I feel a weird rumbling through my feet. Does Mictlan have earthquakes? No. It doesn’t feel like that. Too steady, too low. I can see a thin cloud of dust further down the road. “Anything else we need to worry about?”
“Too many to list. This is why Santa Muerte needs you. Look at this place. Before the Fall this was filled with souls on their journey to their final rest in Chicunamictlan. It was a rough existence for them, being judged by your gods is never easy, but it was more like the world outside than this. There were plants, water. Servitors of the dead to help the souls on their journey. Now look at it. Discarded scraps of flesh and bone. The rivers are blood for fuck sake.” She bends down and picks up a fragment of a skull and tosses it into the distance.
Does she really care? It’s not like Tabitha is old enough to have seen it. How much of this conversation is Tabitha and how much is the piece of Santa Muerte grafted to her soul? Is there any difference?
“And having a king in place would solve this?”
“This place needs two rulers,” she says. “Mictecacihuatl and Mictlantecuhtli had their own duties in taking care of this place. They can’t do each other’s job.”
That dust storm is really starting to kick up. Tabitha hasn’t noticed it, yet, and I’m not sure if it’s something to worry about. I nod toward it. “Should we try to find cover or something?” Not that there’s any I can see besides the trees. And though there are a lot of them, their threadbare trunks won’t offer much protection. Maybe we can dig a hole in the road and cover ourselves with bones.
Tabitha squints at the cloud. “Shit.”
The dust is spreading in a wide column on the horizon. Instead of the whistle of wind there’s a rumble that sounds like car engines. It takes me a second to realize that that’s because it is the sound of car engines.
“What the hell is that?”
Tabitha starts running toward them. “The narcos I was talking about. Probably some of the Aztecs they’ve roped into joining up with them.”
I break into a run and follow her. Oddly, we’re running toward the column of dust.
Of all the things I was expecting about Mictlan, this is so not one of them.
“They’re in cars? Where the fuck did they get cars?”
“How the hell should I know? I told you things have gone to shit around here.”

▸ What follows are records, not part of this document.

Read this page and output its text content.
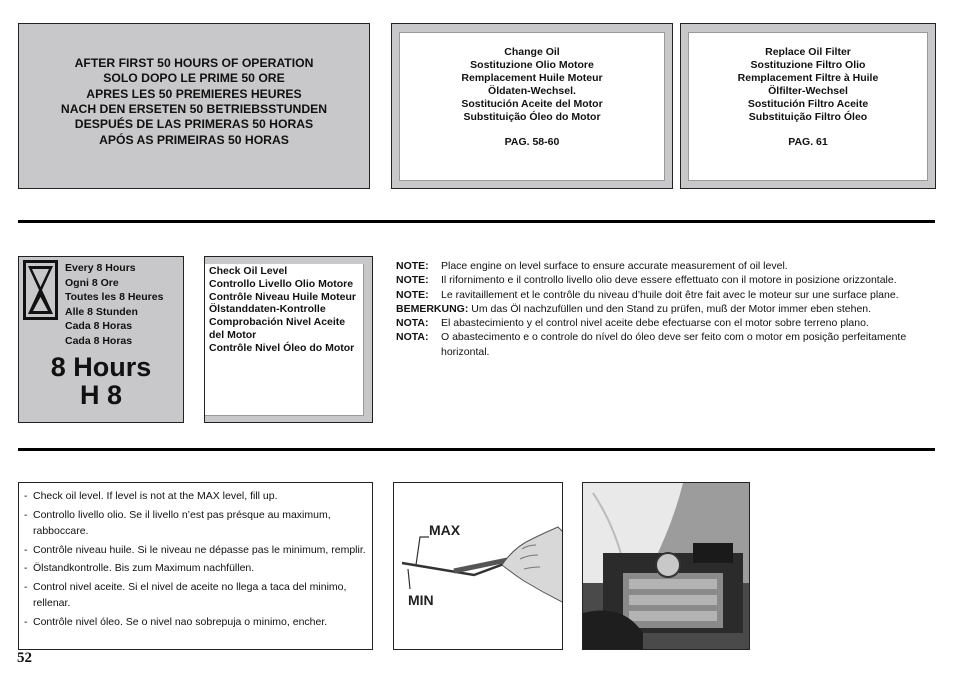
AFTER FIRST 50 HOURS OF OPERATION
SOLO DOPO LE PRIME 50 ORE
APRES LES 50 PREMIERES HEURES
NACH DEN ERSETEN 50 BETRIEBSSTUNDEN
DESPUÉS DE LAS PRIMERAS 50 HORAS
APÓS AS PRIMEIRAS 50 HORAS
Change Oil
Sostituzione Olio Motore
Remplacement Huile Moteur
Öldaten-Wechsel.
Sostitución Aceite del Motor
Substituição Óleo do Motor
PAG. 58-60
Replace Oil Filter
Sostituzione Filtro Olio
Remplacement Filtre à Huile
Ölfilter-Wechsel
Sostitución Filtro Aceite
Substituição Filtro Óleo
PAG. 61
Every 8 Hours
Ogni 8 Ore
Toutes les 8 Heures
Alle 8 Stunden
Cada 8 Horas
Cada 8 Horas
8 Hours
H 8
Check Oil Level
Controllo Livello Olio Motore
Contrôle Niveau Huile Moteur
Ölstanddaten-Kontrolle
Comprobación Nivel Aceite del Motor
Contrôle Nivel Óleo do Motor
NOTE:	Place engine on level surface to ensure accurate measurement of oil level.
NOTE:	Il rifornimento e il controllo livello olio deve essere effettuato con il motore in posizione orizzontale.
NOTE:	Le ravitaillement et le contrôle du niveau d’huile doit être fait avec le moteur sur une surface plane.
BEMERKUNG: Um das Öl nachzufüllen und den Stand zu prüfen, muß der Motor immer eben stehen.
NOTA:	El abastecimiento y el control nivel aceite debe efectuarse con el motor sobre terreno plano.
NOTA:	O abastecimento e o controle do nível do óleo deve ser feito com o motor em posição perfeitamente horizontal.
- Check oil level. If level is not at the MAX level, fill up.
- Controllo livello olio. Se il livello n’est pas présque au maximum, rabboccare.
- Contrôle niveau huile. Si le niveau ne dépasse pas le minimum, remplir.
- Ölstandkontrolle. Bis zum Maximum nachfüllen.
- Control nivel aceite. Si el nivel de aceite no llega a taca del minimo, rellenar.
- Contrôle nivel óleo. Se o nivel nao sobrepuja o minimo, encher.
MAX
MIN
52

She cuts sharply to the left through a break in the trees, kicking up pieces of skull that clattered behind her. Not far off I can see a low hill. At first I think it’s just another bone pile, a wrinkle in the landscape, but there’s a hole in it that becomes apparent the closer I get to it.
“Jesus, Tabitha, what is this? Mad Max?”
“In some places, pretty much. Hurry up, we’re almost there.”
Wherever we’re going we better get there fast because the people chasing us are almost on us. I look over my shoulder and see five vehicles that can only be called cars from the fact that they’ve got wheels and move fast. They burst through the trees, scattering the trunks like tenpins.
The cars look handmade. Sheets of stitched together skin lashed over bone struts. Wheels made out of, shit, I don’t know what the hell they’re made out of, but it’s sure as hell not rubber. Black smoke belches out the back. The cars are bone and sinew like everything else in this nightmare land. And for all that they’re terrifying, there’s an absurdity to them I just can’t wrap my mind around. These things are more Flintstones than they are V8 Interceptor.
“You know, if they’re looking for us,” I yell over the noise of the engines, “the only hole that’s visible for miles might be one of the first places they look.” The engines are getting louder. What the hell do they use for fuel?
“It’s an entrance,” she yells. “To the shortcut. They won’t be able to go in there.”
“Why not?”
“Because they’re not us.” She ducks into the hole and the blackness swallows her up. Behind me the cars are speeding closer, throwing up a wake of shattered bone behind them, the engines a deafening roar.
I don’t know what I’m doing, but I know I don’t want to deal with a bunch of post-Apocalyptic cosplayers with war wagons. I jump after her, but a line shoots out from one of the cars and wraps around my ankle, biting deep into the skin, pulling taut. I hit the ground about a foot short of the entrance and get yanked back as the car fishtails into a U-turn.
More trees go over, the car dragging me along and back onto the road. I pull together a small fire spell that I hope won’t cost me too much power and tip me over the edge. A pinpoint of the line holding me begins to smolder.
It’s hard to concentrate when you’re being dragged across a field of broken bones by a car that looks like it should be driven by a nightmare Barney Rubble, but I make do. The spot begins to glow, then flame. As the line burns I can smell cooking meat. Of course. This stuff is made out of flesh.